Test if the Testcontainer is running

Now that we have created a test container we can check if it was actually created and if it is running. We can do it with the following test method.

@Test
void testConnectionIsEstablished() {
    assertTrue(mySQLContainer.isCreated());
    assertTrue(mySQLContainer.isRunning());
}
This test method is like a watchdog, keeping an eye on our MySQL container to make sure everything is up and running smoothly.
First, it asks the container, “Have you been created yet?” by calling mySQLContainer.isCreated(). If the container responds with a “Yes, I’m here!”, the test passes that checkpoint.
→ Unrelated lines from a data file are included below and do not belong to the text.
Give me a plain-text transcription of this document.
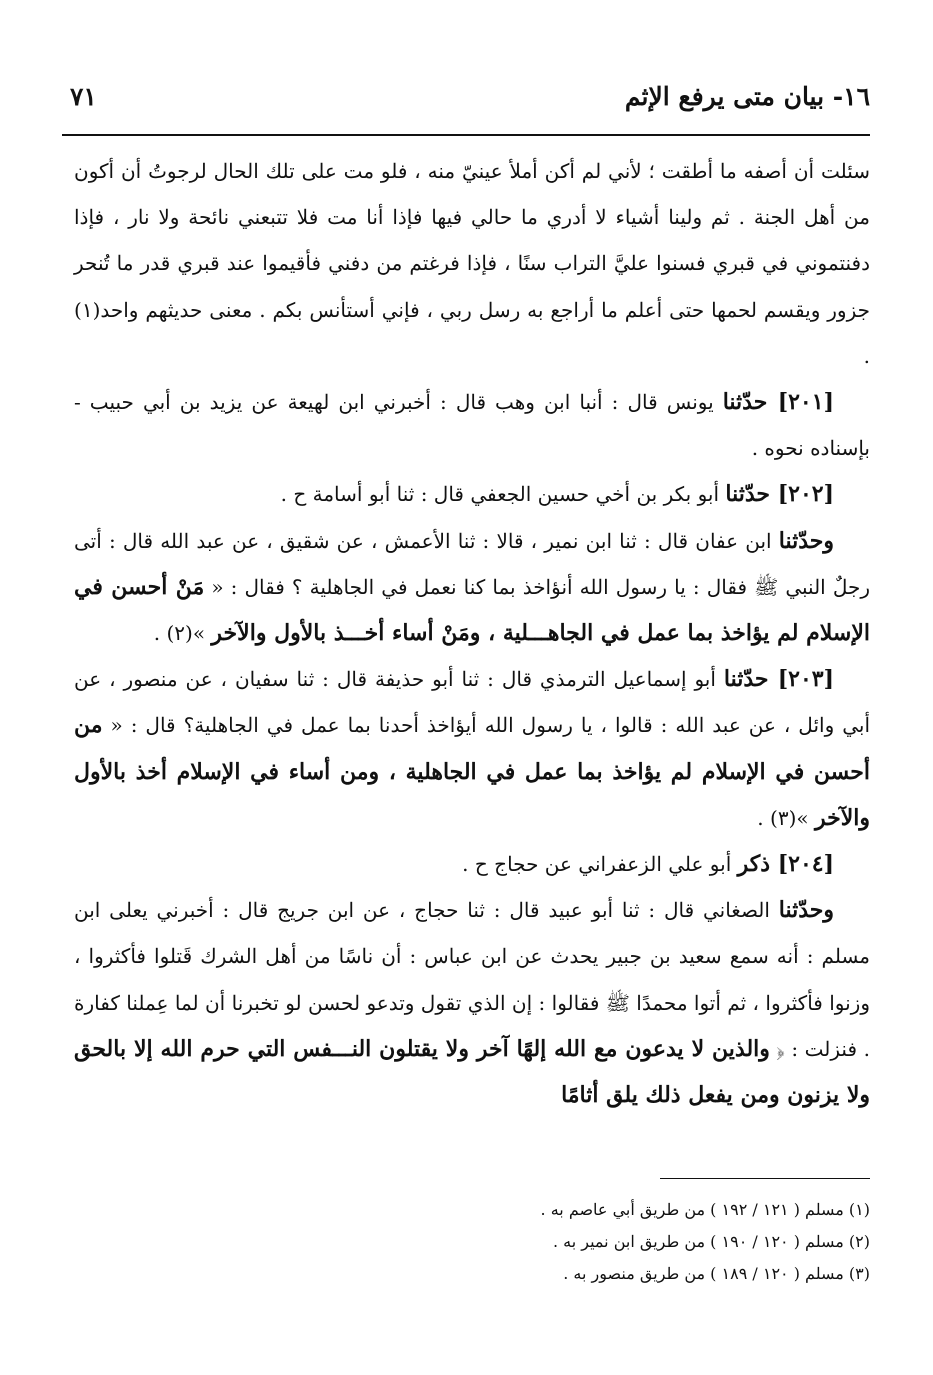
١٦- بيان متى يرفع الإثم
٧١

سئلت أن أصفه ما أطقت ؛ لأني لم أكن أملأ عينيّ منه ، فلو مت على تلك الحال لرجوتُ أن أكون من أهل الجنة . ثم ولينا أشياء لا أدري ما حالي فيها فإذا أنا مت فلا تتبعني نائحة ولا نار ، فإذا دفنتموني في قبري فسنوا عليَّ التراب سنًا ، فإذا فرغتم من دفني فأقيموا عند قبري قدر ما تُنحر جزور ويقسم لحمها حتى أعلم ما أراجع به رسل ربي ، فإني أستأنس بكم . معنى حديثهم واحد(١) .

[٢٠١] حدّثنا يونس قال : أنبا ابن وهب قال : أخبرني ابن لهيعة عن يزيد بن أبي حبيب - بإسناده نحوه .

[٢٠٢] حدّثنا أبو بكر بن أخي حسين الجعفي قال : ثنا أبو أسامة ح .

وحدّثنا ابن عفان قال : ثنا ابن نمير ، قالا : ثنا الأعمش ، عن شقيق ، عن عبد الله قال : أتى رجلٌ النبي ﷺ فقال : يا رسول الله أنؤاخذ بما كنا نعمل في الجاهلية ؟ فقال : « مَنْ أحسن في الإسلام لم يؤاخذ بما عمل في الجاهـــلية ، ومَنْ أساء أخـــذ بالأول والآخر »(٢) .

[٢٠٣] حدّثنا أبو إسماعيل الترمذي قال : ثنا أبو حذيفة قال : ثنا سفيان ، عن منصور ، عن أبي وائل ، عن عبد الله : قالوا ، يا رسول الله أيؤاخذ أحدنا بما عمل في الجاهلية؟ قال : « من أحسن في الإسلام لم يؤاخذ بما عمل في الجاهلية ، ومن أساء في الإسلام أخذ بالأول والآخر »(٣) .

[٢٠٤] ذكر أبو علي الزعفراني عن حجاج ح .

وحدّثنا الصغاني قال : ثنا أبو عبيد قال : ثنا حجاج ، عن ابن جريج قال : أخبرني يعلى ابن مسلم : أنه سمع سعيد بن جبير يحدث عن ابن عباس : أن ناسًا من أهل الشرك قَتلوا فأكثروا ، وزنوا فأكثروا ، ثم أتوا محمدًا ﷺ فقالوا : إن الذي تقول وتدعو لحسن لو تخبرنا أن لما عِملنا كفارة . فنزلت : ﴿ والذين لا يدعون مع الله إلهًا آخر ولا يقتلون النـــفس التي حرم الله إلا بالحق ولا يزنون ومن يفعل ذلك يلق أثامًا

(١) مسلم ( ١٢١ / ١٩٢ ) من طريق أبي عاصم به .

(٢) مسلم ( ١٢٠ / ١٩٠ ) من طريق ابن نمير به .

(٣) مسلم ( ١٢٠ / ١٨٩ ) من طريق منصور به .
If not, well, it means something went wrong during the creation process, and the test will fail.
Next, it follows up with another question: “Alright, but are you actually running?” This time, it calls mySQLContainer.isRunning(). If the container gives a thumbs up, the test is happy and moves on. But if the container is not running then the test will fail this checkpoint too.

Complete Test class

Finally, let’s write the test for our UserController.

import org.junit.jupiter.api.Test;
import org.springframework.beans.factory.annotation.Autowired;
import org.springframework.boot.test.context.SpringBootTest;
import org.springframework.boot.test.web.client.TestRestTemplate;
import org.testcontainers.junit.jupiter.Container;
import org.testcontainers.junit.jupiter.Testcontainers;
import org.springframework.boot.testcontainers.service.connection.ServiceConnection;

import static org.assertj.core.api.Assertions.assertThat;
import org.springframework.boot.test.web.server.LocalServerPort;
import org.testcontainers.containers.MySQLContainer;

@SpringBootTest(webEnvironment = SpringBootTest.WebEnvironment.RANDOM_PORT)
@Testcontainers
public class UserControllerTest {

    @Container
    @ServiceConnection
    static MySQLContainer<?> mySQLContainer = new MySQLContainer<>("mysql:latest");

    @LocalServerPort
    private int port;

    @Autowired
    private TestRestTemplate restTemplate;
 
    @Test
    public void testCreateUser() {
        User user = new User();
        user.setFirstName("Test");
        user.setLastName("User");
        user.setEmail("[email protected]");
        user.setPassword("testpass");

        User response = restTemplate.postForObject("http://localhost:" + port + "/users", user, User.class);
        assertThat(response).isNotNull();
        assertThat(response.getId()).isNotNull();
    }
}

In short, this is a test class that starts a MySQL container, starts the Spring Boot application, and runs an end-to-end test that interacts with the database through the HTTP endpoint. After the test is run, it cleans up the connection pool and stops the MySQL container.